FM – Retornando à tua poética, onde está bem clara a relação com o tempo, indagaria agora por sua relação com o corpo, ou seja, que gradação de sexualidade da escrita se poderia evocar ao tentar compreender esta poesia?

MG – De algum modo a poesia na sua enorme diferença em relação a si mesma sempre foi uma forma de inscrição perdida do corpo amoroso, do “amor realizado de um desejo que permanece desejo” como escreveu René Char. Aquilo que escrevo imagino-o em certa medida como uma espécie de extensão não-orgânica do corpo-a-corpo amoroso, pelo qual procuro estar próximo do coração da terra, uma narrativa interrompida e recomeçada dos corpos que me tatuaram, uma narrativa que acumula feridas e queimaduras e procura reinventar, para sobreviver, aquela inenarrável perda da consciência que nos liberta de nós e que só julgamos conhecer nesse corpo-a-corpo. O Eros prolongado no corpo da linguagem ou, melhor no corpo-a-corpo com a linguagem, é uma maneira de querer a alegria, de imaginar a morte como a condição de uma alegria feroz, de aprender e aceitar que “só pode queimar quem aceita ser queimado”. E então as coisas confundem-se muito. A experiência do amor que julgamos receber da vida e que em larga medida seria muda sem a poesia, a arte, vem-me por exemplo não só daqueles corpos-músicos que amei e me amaram como da definição da alegria por Spinoza, ou da fabulosa frase de Catherine Earnshaw no inesquecível Monte dos Vendavais,  de Emily Brontë: “I am Heathcliff”. De certa maneira gostaria que a poesia pudesse ser um dar voz à experiência que a frase final de um poema de Rimbaud, “Being beauteous” inventa: “Oh! nos os sont revêtus dun nouveau corps amoureux”.
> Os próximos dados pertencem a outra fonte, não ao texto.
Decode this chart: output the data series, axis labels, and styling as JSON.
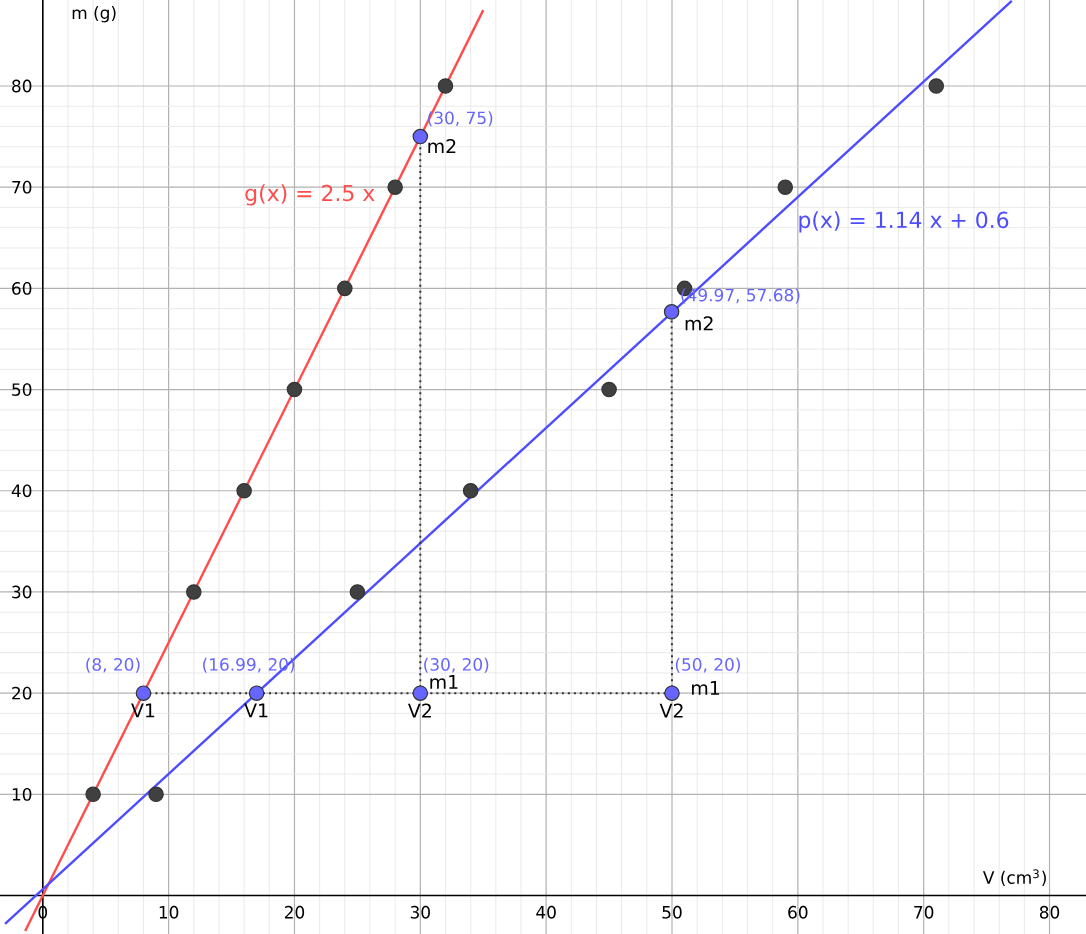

FM – E como te sentes integrado a uma tradição lírica portuguesa?

MG – Deixa-me começar por dizer que não partilho da ideia de que a poesia acabou, nem mesmo da versão reduzida de que o lirismo estaria exausto, ou teria chegado ao fim. È mais um decreto, proclamado no quadro da ideologia dos fins, e no máximo poderá ter o valor de sintoma de um mal-estar na cultura sobretudo em algumas sociedades contemporâneas desenvolvidas. Julgo, por outro lado, que é mais interessante admitir que há várias tradições e não apenas uma ou, então, falar de uma tradição plural e heterogénea, que comporta diversas genealogias que, aliás se podem cruzar. No meu caso, gosto de imaginar que aquilo que faço procura manter unidos gestos e processos de linhagens diferentes: por um lado, a obsessão com a construção de cada livro, o rigor da composição verbal que não deixe o lírico ronronar e creio ter andado a aprender, por exemplo, com poetas como Carlos de Oliveira; por outro lado, não desistir da veemência, da imagem alucinada, como ela sopra lá para os lados de Herberto Helder e, entretanto, trazer a estas duas genealogias a heterogeneidade de registos e níveis discursivos, como a podemos encontrar de modos muito diversos e de forma particularmente intensa numa poeta como Luiza Neto Jorge. É difícil falar disto, sem parecer pretensioso ou sem ter a sensação de que me perco entre espectros, então, que sejam eles ao menos os daqueles que prefiro. Apenas, diria mais que me fascina a possibilidade de encontrar para hoje as formas ou as entoações da poesia narrativa. E ainda, esta tensão de procurar manter unidas - nunca sei bem como – duas exigências: não deixar de me manter perto do coração selvagem do que é da terra e ao mesmo tempo não faltar à resposta que, por tomar a palavra, devo àqueles que da sua própria voz são expropriados. Saber que vimos de muito longe, que somos animais longos no tempo, imaginar que há qualquer coisa em frente à minha espera mas que me vem de Hölderlin, do 1º romantismo alemão, o romantismo de Jena, de Rimbaud, e que é uma promessa e, ao mesmo tempo, não me despedir nunca por completo daqueles que me trazem a depuração de uma oficina onde pode soprar uma fúria rigorosa, Mallarmé, Cesário Verde, Ponge, João Cabral de Melo Neto, Carlos de Oliveira. Aqui já comecei a alucinar, portanto é melhor calar-me.  

[2004]

Manuel Gusmão (Portugal, 1945). Poeta. Autor de livros como Mapas / O Assombro a Sombra (1996), Teatros do Tempo (2001) e Os Dias Levantados (2002). Entrevista publicada na Agulha Revista de Cultura # 39 — Junho de 2004.